Doc’s ambition was to get one match cover from every town in the United States with a population of less than 1,000. It is said that he sat down at his typewriter every morning at 6 a.m. with a Postal Guide beside him and worked until midnight or later writing letters asking for match covers. If there was no business in town which used matchcover advertising, Doc would send the postmaster a blank match cover, with return postage, and ask him to cancel the blank with the town’s stamp. When Doc died, 15,000 out of a possible 55,000 postmasters had come across.
I don’t know, that little story screams of exaggeration, and truth be told the writer of this article admitted they knew nothing of the hobby but unlike me they set to writing about it with a slight sense of mockery.

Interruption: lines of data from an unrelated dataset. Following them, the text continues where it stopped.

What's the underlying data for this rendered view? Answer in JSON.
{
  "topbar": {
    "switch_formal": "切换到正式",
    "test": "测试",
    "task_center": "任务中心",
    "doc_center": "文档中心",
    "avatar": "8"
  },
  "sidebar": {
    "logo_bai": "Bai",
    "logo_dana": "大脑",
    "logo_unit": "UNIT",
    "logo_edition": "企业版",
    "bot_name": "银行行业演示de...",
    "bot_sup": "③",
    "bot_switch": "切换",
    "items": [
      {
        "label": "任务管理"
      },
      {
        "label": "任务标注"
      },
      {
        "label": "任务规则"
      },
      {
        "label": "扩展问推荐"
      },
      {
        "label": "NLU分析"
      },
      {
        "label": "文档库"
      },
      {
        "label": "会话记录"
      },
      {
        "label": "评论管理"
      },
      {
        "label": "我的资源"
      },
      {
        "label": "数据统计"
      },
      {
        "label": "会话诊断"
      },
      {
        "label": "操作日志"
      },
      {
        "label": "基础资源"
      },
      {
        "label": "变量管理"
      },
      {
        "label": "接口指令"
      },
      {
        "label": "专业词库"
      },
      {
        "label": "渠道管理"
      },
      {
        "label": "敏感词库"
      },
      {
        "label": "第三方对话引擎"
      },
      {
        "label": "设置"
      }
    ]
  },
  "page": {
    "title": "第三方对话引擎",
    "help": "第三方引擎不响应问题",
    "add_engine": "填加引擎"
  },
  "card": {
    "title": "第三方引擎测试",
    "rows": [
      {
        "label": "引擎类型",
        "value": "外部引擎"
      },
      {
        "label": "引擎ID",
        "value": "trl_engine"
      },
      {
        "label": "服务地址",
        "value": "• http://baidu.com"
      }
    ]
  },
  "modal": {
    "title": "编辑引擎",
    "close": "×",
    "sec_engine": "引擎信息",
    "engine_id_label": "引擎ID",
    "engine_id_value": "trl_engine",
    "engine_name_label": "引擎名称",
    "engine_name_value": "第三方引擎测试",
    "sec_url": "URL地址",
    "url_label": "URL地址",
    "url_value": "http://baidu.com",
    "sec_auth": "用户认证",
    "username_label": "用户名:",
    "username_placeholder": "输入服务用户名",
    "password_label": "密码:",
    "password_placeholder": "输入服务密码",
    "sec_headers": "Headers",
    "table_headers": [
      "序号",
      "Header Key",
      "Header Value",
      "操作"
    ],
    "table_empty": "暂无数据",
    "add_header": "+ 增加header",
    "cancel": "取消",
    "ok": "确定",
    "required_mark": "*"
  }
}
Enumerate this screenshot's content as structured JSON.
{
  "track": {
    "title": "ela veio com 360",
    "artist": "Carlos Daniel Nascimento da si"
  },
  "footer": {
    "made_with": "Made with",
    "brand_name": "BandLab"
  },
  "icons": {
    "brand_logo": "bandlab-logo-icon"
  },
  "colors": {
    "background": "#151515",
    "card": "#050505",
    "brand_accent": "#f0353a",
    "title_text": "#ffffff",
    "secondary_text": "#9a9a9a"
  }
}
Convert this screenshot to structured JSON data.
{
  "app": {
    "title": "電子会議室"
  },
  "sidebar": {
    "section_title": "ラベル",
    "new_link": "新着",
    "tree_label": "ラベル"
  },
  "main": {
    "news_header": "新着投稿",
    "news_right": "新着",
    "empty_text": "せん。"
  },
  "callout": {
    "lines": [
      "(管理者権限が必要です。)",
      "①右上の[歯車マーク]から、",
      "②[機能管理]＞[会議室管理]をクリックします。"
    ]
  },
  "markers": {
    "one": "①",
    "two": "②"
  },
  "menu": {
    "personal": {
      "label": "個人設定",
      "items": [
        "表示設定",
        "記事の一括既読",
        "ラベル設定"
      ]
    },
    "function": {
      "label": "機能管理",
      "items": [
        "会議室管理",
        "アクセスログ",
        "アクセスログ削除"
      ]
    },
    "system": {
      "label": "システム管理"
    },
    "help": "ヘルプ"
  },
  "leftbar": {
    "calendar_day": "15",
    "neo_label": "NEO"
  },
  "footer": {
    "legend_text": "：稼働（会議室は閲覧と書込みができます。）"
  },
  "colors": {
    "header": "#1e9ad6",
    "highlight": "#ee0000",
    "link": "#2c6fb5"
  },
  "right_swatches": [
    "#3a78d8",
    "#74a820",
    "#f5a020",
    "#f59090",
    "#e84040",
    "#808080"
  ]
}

As in, look at what these nuts are doing, rather than stepping back and admiring the passion of collecting.
What I like best about the Doc Wilson story is the creativity behind his collection. As an outsider myself, I note a lot of similarities to postcard collecting.
If you’re interested in collecting matchcovers yourself I’d suggest digging deeper into the Rathkamp Matchcover Society website. As their site proclaims, they’re “The Oldest Phillumenic Organization In The World! Celebrating our 67th year!” Heck, they were talking about them in 1950!